Vocational ICT courses a really poor idea – Govt lost in 1980s time warp

failThe Government has announced plans to pilot a “technology early college high school program”. The idea is based on a US model which sees “students taught a specific job-focused curriculum in partnership with big corporations”.

I feel like I’m repeating myself, because of course I am, but teaching technology should not be about vocational courses. Everyone needs to understand and be able to exert some control over the technology around them, there is no single field of endevour which our students face that does not involve technology. We simply cannot deal with the shortage of skills and understanding in the context of a single course or school. The Government seems to inhabit some 1980s fantasy land where technology jobs involve men in short-sleeved white shirts and bad ties working for IBM and ticking a distnct box on the census saying that they work in IT. That is not today’s First World.

It’s not only a fantasy because of the image, it’s fantasy because of the understanding of employers and what they want. Who are these industries that will be getting involved in educating youth from areas with high unemployment with a view to giving them technology jobs. We simply don’t have huge employers looking for masses of fodder, at least not looking for it in Australia. The employers we do have are the smaller, fleeter, more innovative companies and what they’re looking for are rounded, creative programmers and engineers – not masses of men in white shirts. And you don’t create innovative, creative technologists in the context pf a vocational course.

Worse, to the extent you could teach usefully technology or ICT as a vocational course in Australia, those days have flown. The low-level technology jobs have gone overseas and they’re not coming back. Apple and most other technology companies do their manufacturing in China for a reason – they get university graduate engineers working production lines for less money than a high-school graduate would cost in Australia. If you work for a big organisation and call the help-desk you’ll find yourself talking to someone in India, again for a reason. We’re not going to find or create local people to do those jobs, and we shouldn’t be trying to.

We need to be integrating ICT into all our teaching in every school from the start of school through to the end. What the Government is proposing doesn’t even start to be clever, it’s yesterday’s thinking.

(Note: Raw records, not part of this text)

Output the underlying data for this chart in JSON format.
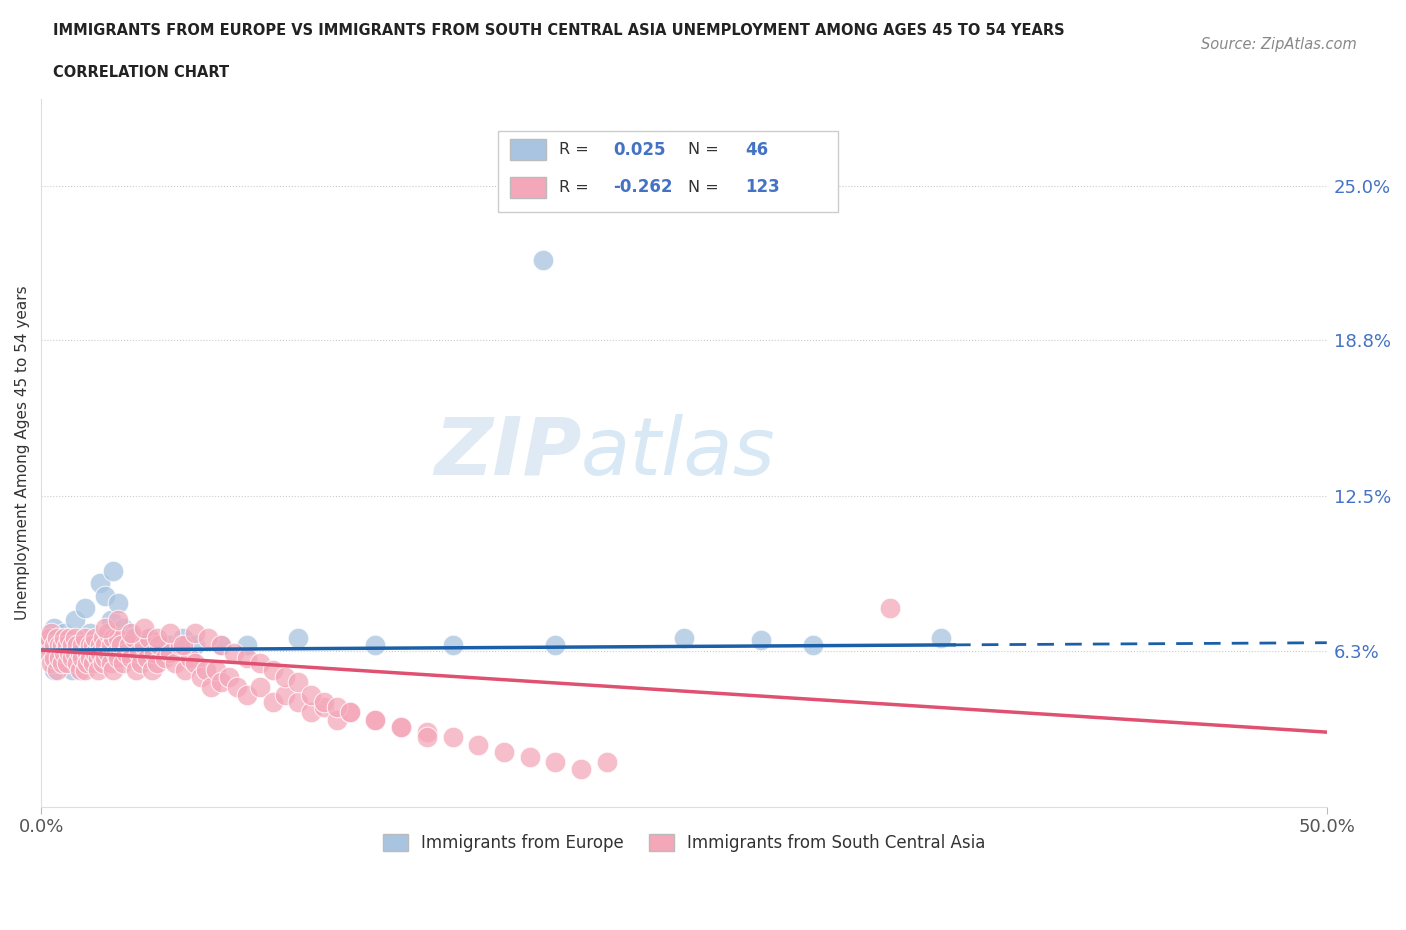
{
  "title_line1": "IMMIGRANTS FROM EUROPE VS IMMIGRANTS FROM SOUTH CENTRAL ASIA UNEMPLOYMENT AMONG AGES 45 TO 54 YEARS",
  "title_line2": "CORRELATION CHART",
  "source": "Source: ZipAtlas.com",
  "ylabel": "Unemployment Among Ages 45 to 54 years",
  "xlim": [
    0.0,
    0.5
  ],
  "ylim": [
    0.0,
    0.285
  ],
  "ytick_positions": [
    0.0625,
    0.125,
    0.188,
    0.25
  ],
  "ytick_labels": [
    "6.3%",
    "12.5%",
    "18.8%",
    "25.0%"
  ],
  "europe_color": "#a8c4e0",
  "sca_color": "#f4a7b9",
  "europe_line_color": "#1a5fa8",
  "sca_line_color": "#e05070",
  "legend_label_europe": "Immigrants from Europe",
  "legend_label_sca": "Immigrants from South Central Asia",
  "europe_scatter": [
    [
      0.003,
      0.065
    ],
    [
      0.004,
      0.068
    ],
    [
      0.005,
      0.055
    ],
    [
      0.005,
      0.072
    ],
    [
      0.006,
      0.06
    ],
    [
      0.007,
      0.058
    ],
    [
      0.008,
      0.065
    ],
    [
      0.009,
      0.07
    ],
    [
      0.01,
      0.062
    ],
    [
      0.011,
      0.068
    ],
    [
      0.012,
      0.055
    ],
    [
      0.013,
      0.075
    ],
    [
      0.014,
      0.06
    ],
    [
      0.015,
      0.058
    ],
    [
      0.016,
      0.065
    ],
    [
      0.017,
      0.08
    ],
    [
      0.018,
      0.062
    ],
    [
      0.019,
      0.07
    ],
    [
      0.02,
      0.065
    ],
    [
      0.022,
      0.06
    ],
    [
      0.023,
      0.09
    ],
    [
      0.025,
      0.085
    ],
    [
      0.027,
      0.075
    ],
    [
      0.028,
      0.095
    ],
    [
      0.03,
      0.082
    ],
    [
      0.032,
      0.072
    ],
    [
      0.035,
      0.068
    ],
    [
      0.038,
      0.065
    ],
    [
      0.04,
      0.06
    ],
    [
      0.042,
      0.068
    ],
    [
      0.045,
      0.065
    ],
    [
      0.048,
      0.062
    ],
    [
      0.05,
      0.065
    ],
    [
      0.055,
      0.068
    ],
    [
      0.06,
      0.065
    ],
    [
      0.07,
      0.065
    ],
    [
      0.08,
      0.065
    ],
    [
      0.1,
      0.068
    ],
    [
      0.13,
      0.065
    ],
    [
      0.16,
      0.065
    ],
    [
      0.2,
      0.065
    ],
    [
      0.25,
      0.068
    ],
    [
      0.3,
      0.065
    ],
    [
      0.35,
      0.068
    ],
    [
      0.28,
      0.067
    ],
    [
      0.195,
      0.22
    ]
  ],
  "sca_scatter": [
    [
      0.002,
      0.065
    ],
    [
      0.003,
      0.068
    ],
    [
      0.003,
      0.062
    ],
    [
      0.004,
      0.07
    ],
    [
      0.004,
      0.058
    ],
    [
      0.005,
      0.065
    ],
    [
      0.005,
      0.06
    ],
    [
      0.006,
      0.068
    ],
    [
      0.006,
      0.055
    ],
    [
      0.007,
      0.065
    ],
    [
      0.007,
      0.06
    ],
    [
      0.008,
      0.065
    ],
    [
      0.008,
      0.058
    ],
    [
      0.009,
      0.062
    ],
    [
      0.009,
      0.068
    ],
    [
      0.01,
      0.065
    ],
    [
      0.01,
      0.058
    ],
    [
      0.011,
      0.062
    ],
    [
      0.011,
      0.068
    ],
    [
      0.012,
      0.06
    ],
    [
      0.012,
      0.065
    ],
    [
      0.013,
      0.062
    ],
    [
      0.013,
      0.068
    ],
    [
      0.014,
      0.058
    ],
    [
      0.014,
      0.065
    ],
    [
      0.015,
      0.062
    ],
    [
      0.015,
      0.055
    ],
    [
      0.016,
      0.065
    ],
    [
      0.016,
      0.06
    ],
    [
      0.017,
      0.068
    ],
    [
      0.017,
      0.055
    ],
    [
      0.018,
      0.062
    ],
    [
      0.018,
      0.058
    ],
    [
      0.019,
      0.065
    ],
    [
      0.019,
      0.06
    ],
    [
      0.02,
      0.065
    ],
    [
      0.02,
      0.058
    ],
    [
      0.021,
      0.062
    ],
    [
      0.021,
      0.068
    ],
    [
      0.022,
      0.06
    ],
    [
      0.022,
      0.055
    ],
    [
      0.023,
      0.065
    ],
    [
      0.023,
      0.062
    ],
    [
      0.024,
      0.068
    ],
    [
      0.024,
      0.058
    ],
    [
      0.025,
      0.065
    ],
    [
      0.025,
      0.06
    ],
    [
      0.026,
      0.062
    ],
    [
      0.026,
      0.07
    ],
    [
      0.027,
      0.065
    ],
    [
      0.027,
      0.058
    ],
    [
      0.028,
      0.068
    ],
    [
      0.028,
      0.055
    ],
    [
      0.029,
      0.062
    ],
    [
      0.03,
      0.068
    ],
    [
      0.03,
      0.06
    ],
    [
      0.031,
      0.065
    ],
    [
      0.032,
      0.058
    ],
    [
      0.033,
      0.062
    ],
    [
      0.034,
      0.065
    ],
    [
      0.035,
      0.06
    ],
    [
      0.036,
      0.068
    ],
    [
      0.037,
      0.055
    ],
    [
      0.038,
      0.062
    ],
    [
      0.039,
      0.058
    ],
    [
      0.04,
      0.065
    ],
    [
      0.041,
      0.06
    ],
    [
      0.042,
      0.068
    ],
    [
      0.043,
      0.055
    ],
    [
      0.044,
      0.062
    ],
    [
      0.045,
      0.058
    ],
    [
      0.046,
      0.065
    ],
    [
      0.048,
      0.06
    ],
    [
      0.05,
      0.062
    ],
    [
      0.052,
      0.058
    ],
    [
      0.054,
      0.065
    ],
    [
      0.056,
      0.055
    ],
    [
      0.058,
      0.06
    ],
    [
      0.06,
      0.058
    ],
    [
      0.062,
      0.052
    ],
    [
      0.064,
      0.055
    ],
    [
      0.066,
      0.048
    ],
    [
      0.068,
      0.055
    ],
    [
      0.07,
      0.05
    ],
    [
      0.073,
      0.052
    ],
    [
      0.076,
      0.048
    ],
    [
      0.08,
      0.045
    ],
    [
      0.085,
      0.048
    ],
    [
      0.09,
      0.042
    ],
    [
      0.095,
      0.045
    ],
    [
      0.1,
      0.042
    ],
    [
      0.105,
      0.038
    ],
    [
      0.11,
      0.04
    ],
    [
      0.115,
      0.035
    ],
    [
      0.12,
      0.038
    ],
    [
      0.13,
      0.035
    ],
    [
      0.14,
      0.032
    ],
    [
      0.15,
      0.03
    ],
    [
      0.16,
      0.028
    ],
    [
      0.17,
      0.025
    ],
    [
      0.18,
      0.022
    ],
    [
      0.19,
      0.02
    ],
    [
      0.2,
      0.018
    ],
    [
      0.21,
      0.015
    ],
    [
      0.22,
      0.018
    ],
    [
      0.025,
      0.072
    ],
    [
      0.03,
      0.075
    ],
    [
      0.035,
      0.07
    ],
    [
      0.04,
      0.072
    ],
    [
      0.045,
      0.068
    ],
    [
      0.05,
      0.07
    ],
    [
      0.055,
      0.065
    ],
    [
      0.06,
      0.07
    ],
    [
      0.065,
      0.068
    ],
    [
      0.07,
      0.065
    ],
    [
      0.075,
      0.062
    ],
    [
      0.08,
      0.06
    ],
    [
      0.085,
      0.058
    ],
    [
      0.09,
      0.055
    ],
    [
      0.095,
      0.052
    ],
    [
      0.1,
      0.05
    ],
    [
      0.105,
      0.045
    ],
    [
      0.11,
      0.042
    ],
    [
      0.115,
      0.04
    ],
    [
      0.12,
      0.038
    ],
    [
      0.13,
      0.035
    ],
    [
      0.14,
      0.032
    ],
    [
      0.15,
      0.028
    ],
    [
      0.33,
      0.08
    ]
  ]
}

The irony in the Government’s model is that they didn’t have to look overseas for ideas on doing this. We’ve had the model here in Australia for years – the agricultural high schools which taught that essential set of vocational skills alongside the broader curriculum. And what makes that truly, really ironic is that if you want to get serious marks in the STEM subjects these days you’ll go to one of those agricultural high schools – James Ruse.

This is a truly flawed idea which seems to flow from all the wrong points and is based more on getting someone else to pay for something than it is on really addressing a serious issue that we have as a country. We have such potential;but day-by-day we’re squandering the opportunities ahead of us by foolishly dragging our next generation back into the 1980s instead of driving forward into the next century.